2. Die Überprüfung des Urteils auf Grund der Revisionsrechtfertigung hat zum Schuldspruch und zum Strafausspruch im Fall II. 1. der Urteilsgründe keinen Rechtsfehler zum Nachteil des Angeklagten ergeben.
3. Der Strafausspruch im Fall II. 2. der Urteilsgründe hält hingegen rechtlicher Nachprüfung nicht stand, weil die Strafkammer eine erheblich verminderte Schuldfähigkeit des Angeklagten nicht rechtsfehlerfrei ausgeschlossen hat.
a) Das sachverständig beratene Landgericht hat festgestellt, dass der Angeklagte zum Tatzeitpunkt eine „maximale Blutalkoholkonzentration von etwa 3 ‰" (UA S. 13) bzw. eine errechnete „Blutalkoholkonzentration von 3,18 ‰" (UA S. 47) aufgewiesen habe. Die Voraussetzungen des § 21 StGB hätten indes nicht vorgelegen, weil beim alkoholgewöhnten Angeklagten keinerlei auf Alkoholgenuss zurückzuführende Ausfallerscheinungen festgestellt werden konnten. Der Angeklagte sei zu zielgerichtetem Vorgehen in der Lage gewesen und hätte auch nach der Tat den Tatort „ohne Aufsehen zu erregen“ verlassen können. Anhaltspunkte für Ausfallerscheinungen während der Tatausführung hätten sich nicht ergeben. Soweit ein Zeuge bekundet habe, der Angeklagte sei vor der Tat "‘richtig voll‘" und danach „noch immer betrunken, […] ‘nicht mehr zurechnungsfähig‘ und ‘wie ein Tier‘" (UA S. 48) gewesen, ist die Strafkammer dieser Einschätzung nicht gefolgt, zumal es dem Angeklagten gelungen sei, „ohne größere Probleme […] die Wohnungstüre aufzuschließen und den Schlüssel in ein Schloss zu stecken bzw. ihn abzuziehen. Auch das Anziehen der Schuhe in hockender Position und angelehnt an die Wand“ (UA S. 48) sei kein „Anhalt für eine hohe alkoholische Beeinflussung.“
b) Zwar gibt es keinen gesicherten Rechts- oder Erfahrungssatz, wonach ab einer bestimmten Höhe der Blutalkoholkonzentration ohne Rücksicht auf psychodiagnostische Beurteilungskriterien regelmäßig vom Vorliegen einer krankhaften seelischen Störung auszugehen ist.
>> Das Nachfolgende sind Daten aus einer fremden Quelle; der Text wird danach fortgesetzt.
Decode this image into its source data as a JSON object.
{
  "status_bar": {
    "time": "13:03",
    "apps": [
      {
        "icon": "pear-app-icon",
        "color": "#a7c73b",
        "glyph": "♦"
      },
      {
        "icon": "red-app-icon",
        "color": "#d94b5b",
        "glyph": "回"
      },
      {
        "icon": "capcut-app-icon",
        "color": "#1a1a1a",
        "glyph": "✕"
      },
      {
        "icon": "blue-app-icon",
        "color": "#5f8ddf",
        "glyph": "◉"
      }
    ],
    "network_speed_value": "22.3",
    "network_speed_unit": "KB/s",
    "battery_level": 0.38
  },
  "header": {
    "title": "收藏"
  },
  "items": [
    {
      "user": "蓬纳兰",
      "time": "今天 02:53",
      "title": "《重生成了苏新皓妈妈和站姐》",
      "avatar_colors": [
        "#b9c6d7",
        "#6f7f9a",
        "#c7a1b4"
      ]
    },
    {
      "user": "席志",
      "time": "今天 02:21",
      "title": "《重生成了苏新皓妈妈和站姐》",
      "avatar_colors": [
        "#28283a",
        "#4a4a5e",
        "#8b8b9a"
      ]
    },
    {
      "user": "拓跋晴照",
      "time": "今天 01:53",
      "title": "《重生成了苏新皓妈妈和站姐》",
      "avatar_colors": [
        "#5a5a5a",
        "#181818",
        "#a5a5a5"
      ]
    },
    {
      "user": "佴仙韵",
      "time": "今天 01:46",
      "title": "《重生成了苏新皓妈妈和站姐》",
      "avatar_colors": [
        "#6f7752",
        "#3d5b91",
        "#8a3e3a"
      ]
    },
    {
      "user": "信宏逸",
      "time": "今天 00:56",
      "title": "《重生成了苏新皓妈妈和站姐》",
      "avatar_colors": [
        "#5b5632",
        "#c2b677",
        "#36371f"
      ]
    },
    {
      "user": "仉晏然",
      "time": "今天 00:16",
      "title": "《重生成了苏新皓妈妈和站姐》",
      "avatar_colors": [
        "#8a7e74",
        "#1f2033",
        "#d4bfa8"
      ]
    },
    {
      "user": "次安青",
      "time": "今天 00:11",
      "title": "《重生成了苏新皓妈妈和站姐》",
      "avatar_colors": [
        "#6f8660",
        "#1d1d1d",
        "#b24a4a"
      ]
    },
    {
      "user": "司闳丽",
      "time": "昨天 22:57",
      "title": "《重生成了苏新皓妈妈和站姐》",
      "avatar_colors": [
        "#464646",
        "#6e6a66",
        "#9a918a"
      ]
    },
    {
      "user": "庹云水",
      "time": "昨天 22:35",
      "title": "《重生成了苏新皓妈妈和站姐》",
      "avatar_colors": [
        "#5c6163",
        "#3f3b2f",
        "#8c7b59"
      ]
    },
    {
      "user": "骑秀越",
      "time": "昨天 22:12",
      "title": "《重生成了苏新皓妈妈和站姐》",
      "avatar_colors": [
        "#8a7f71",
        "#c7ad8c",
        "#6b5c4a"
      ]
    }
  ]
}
Bei einem Wert von über 2 ‰ ist eine erhebliche Herabsetzung der Hemmungsfähigkeit aber je nach den Umständen des Einzelfalles in Betracht zu ziehen, naheliegend oder gar in hohem Maße wahrscheinlich (BGH, Urteil vom 29. April 1997 - 1 StR 511/95, BGHSt 43, 66, 75 f.; Beschluss vom 7. Februar 2012 - 5 StR 545/11, NStZ-RR 2012, 137). Bei Tötungsdelikten ist ab einer Blutalkoholkonzentration von 2,2 ‰ eine erhebliche Verminderung der Steuerungsfähigkeit in Betracht zu ziehen (vgl. Senat, Beschluss vom 18. März 1998 - 2 StR 5/98, BGHR StGB § 21 Blutalkoholkonzentration 35; weitere Nachweise bei Streng in Münchener Kommentar, StGB, 2. Aufl., § 20 Rn. 68).
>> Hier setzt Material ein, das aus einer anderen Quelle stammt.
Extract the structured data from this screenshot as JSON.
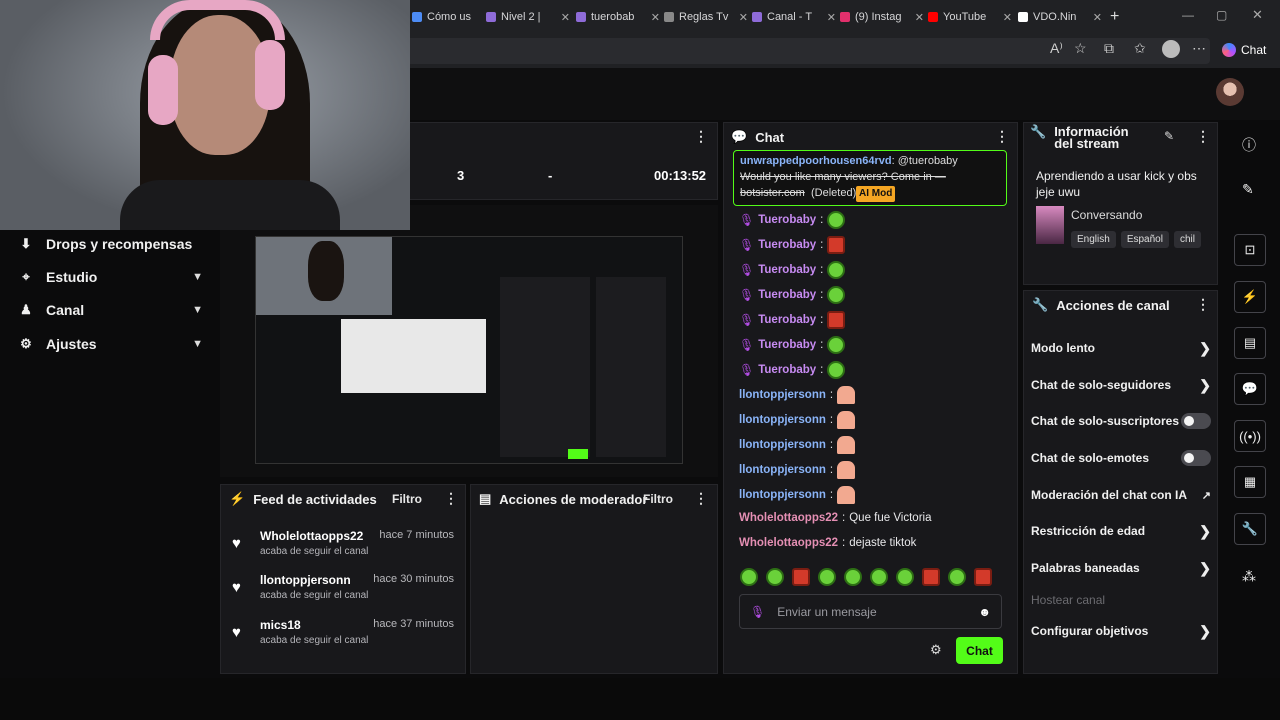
{
  "browser": {
    "tabs": [
      {
        "label": "Cómo us",
        "color": "#4d8cf5"
      },
      {
        "label": "Nivel 2 |",
        "color": "#8e6bd8"
      },
      {
        "label": "tuerobab",
        "color": "#8e6bd8"
      },
      {
        "label": "Reglas Tv",
        "color": "#888888"
      },
      {
        "label": "Canal - T",
        "color": "#8e6bd8"
      },
      {
        "label": "(9) Instag",
        "color": "#e1306c"
      },
      {
        "label": "YouTube",
        "color": "#ff0000"
      },
      {
        "label": "VDO.Nin",
        "color": "#ffffff"
      }
    ],
    "new_tab": "+",
    "copilot_label": "Chat"
  },
  "sidebar": {
    "items": [
      {
        "label": "Drops y recompensas",
        "icon": "gift-icon",
        "has_chevron": false
      },
      {
        "label": "Estudio",
        "icon": "studio-icon",
        "has_chevron": true
      },
      {
        "label": "Canal",
        "icon": "users-icon",
        "has_chevron": true
      },
      {
        "label": "Ajustes",
        "icon": "gear-icon",
        "has_chevron": true
      }
    ]
  },
  "stats": {
    "values": [
      "3",
      "-",
      "00:13:52"
    ]
  },
  "feed": {
    "title": "Feed de actividades",
    "filter": "Filtro",
    "items": [
      {
        "name": "Wholelottaopps22",
        "time": "hace 7 minutos",
        "action": "acaba de seguir el canal"
      },
      {
        "name": "llontoppjersonn",
        "time": "hace 30 minutos",
        "action": "acaba de seguir el canal"
      },
      {
        "name": "mics18",
        "time": "hace 37 minutos",
        "action": "acaba de seguir el canal"
      }
    ]
  },
  "mod_actions": {
    "title": "Acciones de moderador",
    "filter": "Filtro"
  },
  "chat": {
    "title": "Chat",
    "pinned": {
      "user": "unwrappedpoorhousen64rvd",
      "mention": "@tuerobaby",
      "text": "Would you like many viewers? Come in — botsister.com",
      "deleted": "(Deleted)",
      "badge": "AI Mod"
    },
    "messages": [
      {
        "user": "Tuerobaby",
        "color": "#c78bf2",
        "emote": "e-green",
        "mic": true,
        "text": ""
      },
      {
        "user": "Tuerobaby",
        "color": "#c78bf2",
        "emote": "e-red",
        "mic": true,
        "text": ""
      },
      {
        "user": "Tuerobaby",
        "color": "#c78bf2",
        "emote": "e-green",
        "mic": true,
        "text": ""
      },
      {
        "user": "Tuerobaby",
        "color": "#c78bf2",
        "emote": "e-green",
        "mic": true,
        "text": ""
      },
      {
        "user": "Tuerobaby",
        "color": "#c78bf2",
        "emote": "e-red",
        "mic": true,
        "text": ""
      },
      {
        "user": "Tuerobaby",
        "color": "#c78bf2",
        "emote": "e-green",
        "mic": true,
        "text": ""
      },
      {
        "user": "Tuerobaby",
        "color": "#c78bf2",
        "emote": "e-green",
        "mic": true,
        "text": ""
      },
      {
        "user": "llontoppjersonn",
        "color": "#8ab4f8",
        "emote": "e-pat",
        "mic": false,
        "text": ""
      },
      {
        "user": "llontoppjersonn",
        "color": "#8ab4f8",
        "emote": "e-pat",
        "mic": false,
        "text": ""
      },
      {
        "user": "llontoppjersonn",
        "color": "#8ab4f8",
        "emote": "e-pat",
        "mic": false,
        "text": ""
      },
      {
        "user": "llontoppjersonn",
        "color": "#8ab4f8",
        "emote": "e-pat",
        "mic": false,
        "text": ""
      },
      {
        "user": "llontoppjersonn",
        "color": "#8ab4f8",
        "emote": "e-pat",
        "mic": false,
        "text": ""
      },
      {
        "user": "Wholelottaopps22",
        "color": "#e58fb4",
        "emote": "",
        "mic": false,
        "text": "Que fue Victoria"
      },
      {
        "user": "Wholelottaopps22",
        "color": "#e58fb4",
        "emote": "",
        "mic": false,
        "text": "dejaste tiktok"
      }
    ],
    "placeholder": "Enviar un mensaje",
    "send_label": "Chat"
  },
  "info": {
    "title": "Información del stream",
    "stream_title": "Aprendiendo a usar kick y obs jeje uwu",
    "category": "Conversando",
    "tags": [
      "English",
      "Español",
      "chil"
    ]
  },
  "actions": {
    "title": "Acciones de canal",
    "items": [
      {
        "label": "Modo lento",
        "kind": "chevron"
      },
      {
        "label": "Chat de solo-seguidores",
        "kind": "chevron"
      },
      {
        "label": "Chat de solo-suscriptores",
        "kind": "toggle"
      },
      {
        "label": "Chat de solo-emotes",
        "kind": "toggle"
      },
      {
        "label": "Moderación del chat con IA",
        "kind": "external"
      },
      {
        "label": "Restricción de edad",
        "kind": "chevron"
      },
      {
        "label": "Palabras baneadas",
        "kind": "chevron"
      },
      {
        "label": "Hostear canal",
        "kind": "disabled"
      },
      {
        "label": "Configurar objetivos",
        "kind": "chevron"
      }
    ]
  },
  "colors": {
    "accent": "#53fc18",
    "panel": "#18181b"
  }
}
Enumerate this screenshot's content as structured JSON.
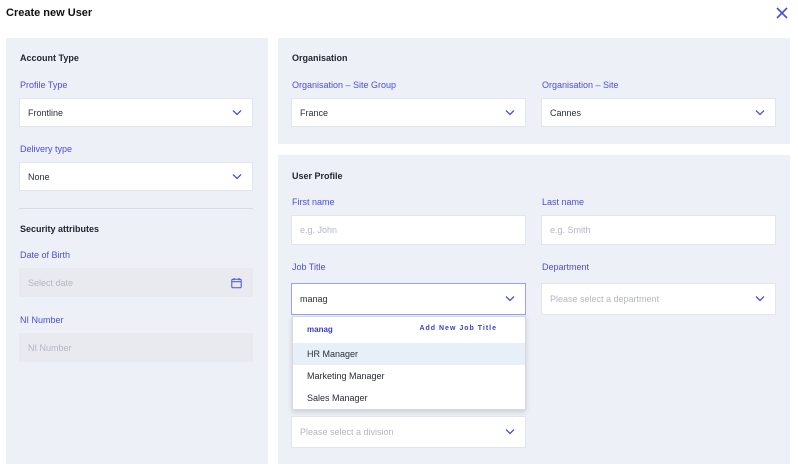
{
  "dialog": {
    "title": "Create new User",
    "close_icon": "close-icon"
  },
  "account": {
    "title": "Account Type",
    "profile_type_label": "Profile Type",
    "profile_type_value": "Frontline",
    "delivery_type_label": "Delivery type",
    "delivery_type_value": "None"
  },
  "security": {
    "title": "Security attributes",
    "dob_label": "Date of Birth",
    "dob_placeholder": "Select date",
    "ni_label": "NI Number",
    "ni_placeholder": "NI Number"
  },
  "organisation": {
    "title": "Organisation",
    "site_group_label": "Organisation – Site Group",
    "site_group_value": "France",
    "site_label": "Organisation – Site",
    "site_value": "Cannes"
  },
  "user_profile": {
    "title": "User Profile",
    "first_name_label": "First name",
    "first_name_placeholder": "e.g. John",
    "last_name_label": "Last name",
    "last_name_placeholder": "e.g. Smith",
    "job_title_label": "Job Title",
    "job_title_value": "manag",
    "department_label": "Department",
    "department_placeholder": "Please select a department",
    "division_placeholder": "Please select a division"
  },
  "job_dropdown": {
    "query": "manag",
    "add_new_label": "Add New Job Title",
    "options": [
      "HR Manager",
      "Marketing Manager",
      "Sales Manager"
    ],
    "highlighted_index": 0
  },
  "colors": {
    "accent": "#4a4fd6",
    "panel_bg": "#eef0f7",
    "highlight": "#e7f0f8"
  }
}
Für die Beantwortung der Frage, ob die Voraussetzungen des § 21 StGB gegeben sind, kommt es demnach - gesamtwürdigend - sowohl auf die Höhe der Blutalkoholkonzentration als auch auf die psychodiagnostischen Kriterien an (vgl. BGH, Urteil vom 29. April 1997 - 1 StR 511/95, BGHSt 43, 66, 75 f.). Dabei steht das Fehlen von Ausfallerscheinungen einer erheblichen Verminderung der Steuerungsfähigkeit nicht unbedingt entgegen; gerade bei - wie hier - alkoholgewöhnten Tätern können äußeres Leistungsverhalten und innere Steuerungsfähigkeit durchaus weit auseinander fallen (vgl. BGH, Beschluss vom 12. Juni 2007 - 4 StR 187/07, NStZ 2007, 696; Fischer, StGB, 62. Aufl., § 20 Rn. 23a, jeweils mwN). Im vorliegenden Fall kommt hinzu, dass die Feststellung, der Angeklagte habe nach der Rückkehr zur Wohnung keine Ausfallerscheinungen gezeigt, auf Angaben von Zeugen beruhen, die entweder ebenfalls dem Alkohol zugesprochen hatten oder unter dem Einfluss von Schmerzmitteln standen. Soweit sich die Urteilsgründe auf die Aussagen dieser Zeugen stützen, wären etwaige alkoholische bzw. medikamentöse Auswirkungen auf deren Wahrnehmung und Bewertung des Verhaltens des Angeklagten zu erörtern gewesen (vgl. BGH Beschluss vom 26. Mai 2009 - 5 StR 57/09, BGHR StGB § 21 Blutalkoholkonzentration 41).
Zudem lassen sich gewichtige psychodiagnostische Gegenindizien, die geeignet sein könnten, die Indizwirkung der Blutalkoholkonzentration für die Beurteilung der Schuldfähigkeit des Angeklagten zu relativieren, dem Urteil nicht ausreichend entnehmen. Die Wertung der Strafkammer, der Angeklagte habe sich situationsadäquat und zielgerichtet verhalten, steht vielmehr im Widerspruch zu den Feststellungen. Danach trägt bereits das Gesamtbild der Tatausführung deutliche Züge einer spontanen und unüberlegten Handlung.
Der Senat kann ausschließen, dass der Angeklagte bei Begehung der Tat im Fall II.2. der Urteilsgründe schuldunfähig gewesen wäre, muss jedoch den Strafausspruch in diesem Fall aufheben.
4. Die Aufhebung des Einzelstrafausspruchs zu Fall II. 2. der Urteilsgründe hat die Aufhebung der verhängten Gesamtfreiheitsstrafe und der Entscheidung über die Dauer des Vorwegvollzuges der Gesamtfreiheitsstrafe vor der Maßregel zur Folge.
Der Senat weist darauf hin, dass die Strafzumessungserwägung des Landgerichts, zu Lasten des Angeklagten zu werten sei, dass er „ohne Anlass zum wiederholten Male das Gespräch mit dem Geschädigten gesucht“ habe (UA S. 51), rechtlichen Bedenken begegnet. Tatmodalitäten dürfen einem Angeklagten nur dann ohne Abstriche strafschärfend zur Last gelegt werden, wenn sie in vollem Umfang vorwerfbar sind, nicht aber, wenn ihre Ursache in einer von ihm nicht oder nur eingeschränkt zu vertretenen geistig-seelischen Beeinträchtigung liegt (vgl. Fischer, StGB, 62. Aufl., § 46 Rn. 32 mwN).